In 1916 the state purchased 4400 acre of land to establish the Tucker Unit. In 1933 the death chamber moved from the Arkansas State Penitentiary to the Tucker Unit, because the penitentiary closed. The final execution at Tucker, before the death penalty in Arkansas was declared to be unconstitutional, took place in 1964. In 1974 male death row inmates, previously at the Tucker Unit, were moved to the Cummins Unit, which is not in Tucker. In 1978 a new death chamber opened in Cummins, so Tucker Unit was no longer the point of execution. In 1986, male death row inmates were moved to the Maximum Security Unit in Tucker. In 2000, the ADC training academy moved to its current location from the former Barnes School building. On Friday August 22, 2003, all 39 Arkansas death row inmates were moved from the Maximum Security Unit to the Supermax at the Varner Unit, which is not in Tucker.

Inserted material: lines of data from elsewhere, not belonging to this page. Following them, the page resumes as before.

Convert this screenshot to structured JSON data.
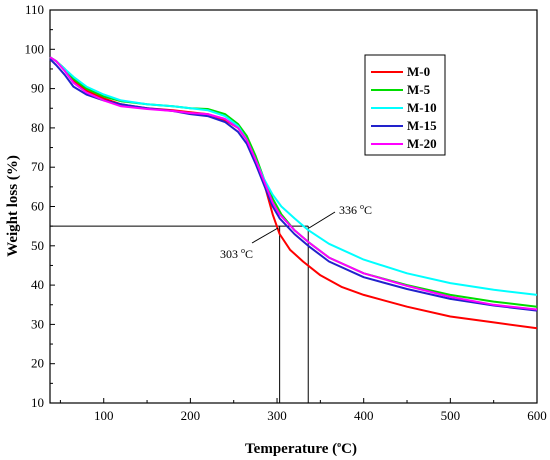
{
  "chart_data": {
    "type": "line",
    "xlabel_main": "Temperature (",
    "xlabel_sup": "o",
    "xlabel_end": "C)",
    "ylabel": "Weight loss (%)",
    "xlim": [
      38,
      600
    ],
    "ylim": [
      10,
      110
    ],
    "x_ticks": [
      100,
      200,
      300,
      400,
      500,
      600
    ],
    "y_ticks": [
      10,
      20,
      30,
      40,
      50,
      60,
      70,
      80,
      90,
      100,
      110
    ],
    "legend_position": "top-right",
    "grid": false,
    "series": [
      {
        "name": "M-0",
        "color": "#ff0000",
        "points": [
          [
            38,
            98
          ],
          [
            45,
            97
          ],
          [
            55,
            95
          ],
          [
            65,
            92
          ],
          [
            80,
            89.5
          ],
          [
            100,
            87.5
          ],
          [
            120,
            86
          ],
          [
            150,
            85
          ],
          [
            180,
            84.5
          ],
          [
            200,
            84
          ],
          [
            220,
            83.5
          ],
          [
            240,
            82
          ],
          [
            255,
            80
          ],
          [
            265,
            77
          ],
          [
            275,
            72
          ],
          [
            285,
            66
          ],
          [
            295,
            58
          ],
          [
            303,
            53
          ],
          [
            315,
            49
          ],
          [
            330,
            46
          ],
          [
            350,
            42.5
          ],
          [
            375,
            39.5
          ],
          [
            400,
            37.5
          ],
          [
            450,
            34.5
          ],
          [
            500,
            32
          ],
          [
            550,
            30.5
          ],
          [
            600,
            29
          ]
        ]
      },
      {
        "name": "M-5",
        "color": "#00dd00",
        "points": [
          [
            38,
            98
          ],
          [
            45,
            97
          ],
          [
            55,
            95
          ],
          [
            65,
            92.5
          ],
          [
            80,
            90
          ],
          [
            100,
            88
          ],
          [
            120,
            86.8
          ],
          [
            150,
            86
          ],
          [
            180,
            85.5
          ],
          [
            200,
            85
          ],
          [
            220,
            84.8
          ],
          [
            240,
            83.5
          ],
          [
            255,
            81
          ],
          [
            265,
            78
          ],
          [
            275,
            73
          ],
          [
            285,
            67
          ],
          [
            295,
            62
          ],
          [
            305,
            58
          ],
          [
            320,
            54
          ],
          [
            336,
            51
          ],
          [
            360,
            47
          ],
          [
            400,
            43
          ],
          [
            450,
            40
          ],
          [
            500,
            37.5
          ],
          [
            550,
            35.8
          ],
          [
            600,
            34.5
          ]
        ]
      },
      {
        "name": "M-10",
        "color": "#00ffff",
        "points": [
          [
            38,
            98
          ],
          [
            45,
            97
          ],
          [
            55,
            95
          ],
          [
            65,
            93
          ],
          [
            80,
            90.5
          ],
          [
            100,
            88.5
          ],
          [
            120,
            87
          ],
          [
            150,
            86
          ],
          [
            180,
            85.5
          ],
          [
            200,
            85
          ],
          [
            220,
            84.5
          ],
          [
            240,
            83
          ],
          [
            255,
            80.5
          ],
          [
            265,
            77
          ],
          [
            275,
            72
          ],
          [
            285,
            67
          ],
          [
            295,
            63
          ],
          [
            305,
            60
          ],
          [
            320,
            57
          ],
          [
            336,
            54
          ],
          [
            360,
            50.5
          ],
          [
            400,
            46.5
          ],
          [
            450,
            43
          ],
          [
            500,
            40.5
          ],
          [
            550,
            38.8
          ],
          [
            600,
            37.5
          ]
        ]
      },
      {
        "name": "M-15",
        "color": "#2222cc",
        "points": [
          [
            38,
            97.5
          ],
          [
            45,
            96
          ],
          [
            55,
            93.5
          ],
          [
            65,
            90.5
          ],
          [
            80,
            88.5
          ],
          [
            100,
            87
          ],
          [
            120,
            86
          ],
          [
            150,
            85
          ],
          [
            180,
            84.3
          ],
          [
            200,
            83.5
          ],
          [
            220,
            83
          ],
          [
            240,
            81.5
          ],
          [
            255,
            79
          ],
          [
            265,
            76
          ],
          [
            275,
            71
          ],
          [
            285,
            65.5
          ],
          [
            295,
            60
          ],
          [
            303,
            57
          ],
          [
            320,
            53
          ],
          [
            336,
            50
          ],
          [
            360,
            46
          ],
          [
            400,
            42
          ],
          [
            450,
            39
          ],
          [
            500,
            36.5
          ],
          [
            550,
            34.8
          ],
          [
            600,
            33.5
          ]
        ]
      },
      {
        "name": "M-20",
        "color": "#ff00ff",
        "points": [
          [
            38,
            98
          ],
          [
            45,
            97
          ],
          [
            55,
            94.5
          ],
          [
            65,
            91.5
          ],
          [
            80,
            89
          ],
          [
            100,
            87
          ],
          [
            120,
            85.5
          ],
          [
            150,
            84.8
          ],
          [
            180,
            84.3
          ],
          [
            200,
            83.8
          ],
          [
            220,
            83.5
          ],
          [
            240,
            82.3
          ],
          [
            255,
            80
          ],
          [
            265,
            77
          ],
          [
            275,
            72
          ],
          [
            285,
            66.5
          ],
          [
            295,
            61
          ],
          [
            303,
            58
          ],
          [
            320,
            54
          ],
          [
            336,
            51
          ],
          [
            360,
            47
          ],
          [
            400,
            43
          ],
          [
            450,
            39.8
          ],
          [
            500,
            37
          ],
          [
            550,
            35
          ],
          [
            600,
            33.8
          ]
        ]
      }
    ],
    "reference_line_y": 55,
    "reference_lines_x": [
      303,
      336
    ],
    "annotations": [
      {
        "text_main": "303 ",
        "sup": "o",
        "text_end": "C"
      },
      {
        "text_main": "336 ",
        "sup": "o",
        "text_end": "C"
      }
    ]
  }
}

===Federal representation===
The United States Postal Service operates the Tucker Post Office. When members of the Tucker family operated the post office, the family used the post office as a makeshift banking facility via money order sales; the scheme was used to support customers who were not able to afford establishing conventional bank accounts.

==Education==
Tucker is served by the Pine Bluff School District. Students are zoned to Park/Greenville School for preschool, James Matthews Elementary School, Robert F. Morehead Middle School, and Pine Bluff High School.

Up until the 1980s its school district was the Plum Bayou-Tucker School District, which was to be annexed by the Wabbaseka School District due to financial difficulties; the Plum Bayou-Tucker district was to be dissolved with Wabbaseka absorbing the new territory. On July 1, 1983, the consolidation into the Wabbaseka-Tucker School District occurred. For a period the district operated Tucker Elementary School. Later it served all students from its Wabbaseka school property.

On September 1, 1993, Wabbaseka Tucker consolidated into the Altheimer Unified School District; Altheimer Unified ended all use of the Wabbaseka school property in 1996. Altheimer Unified, thereafter, operated two schools: Martin Elementary School and Altheimer-Sherrill High School, both in Altheimer. The Altheimer Unified School District consolidated into the Dollarway School District on July 10, 2006. Altheimer-Sherrill High closed in 2007, with students moved to Dollarway High School. Altheimer Martin Elementary School closed in 2013. From that point forward all students are bussed to Pine Bluff.

In December 2020 the Arkansas State Board of Education ruled that the Dollarway School District should merge into the Pine Bluff School District as of July 1, 2021; the post-merger school district began operating all existing schools from both districts. Accordingly the attendance boundary maps of the respective schools remained the same for the 2021-2022 school year, and all DSD territory became a part of the PBSD. The exception was with the pre-kindergarten levels, as all PBSD areas are now assigned to Forrest Park/Greenville School, including the territory from the former Dollarway district. In 2023 the district announced that Dollarway High would merge into Pine Bluff High School, and that Morehead Middle School would become the only middle school for all of the Pine Bluff School District.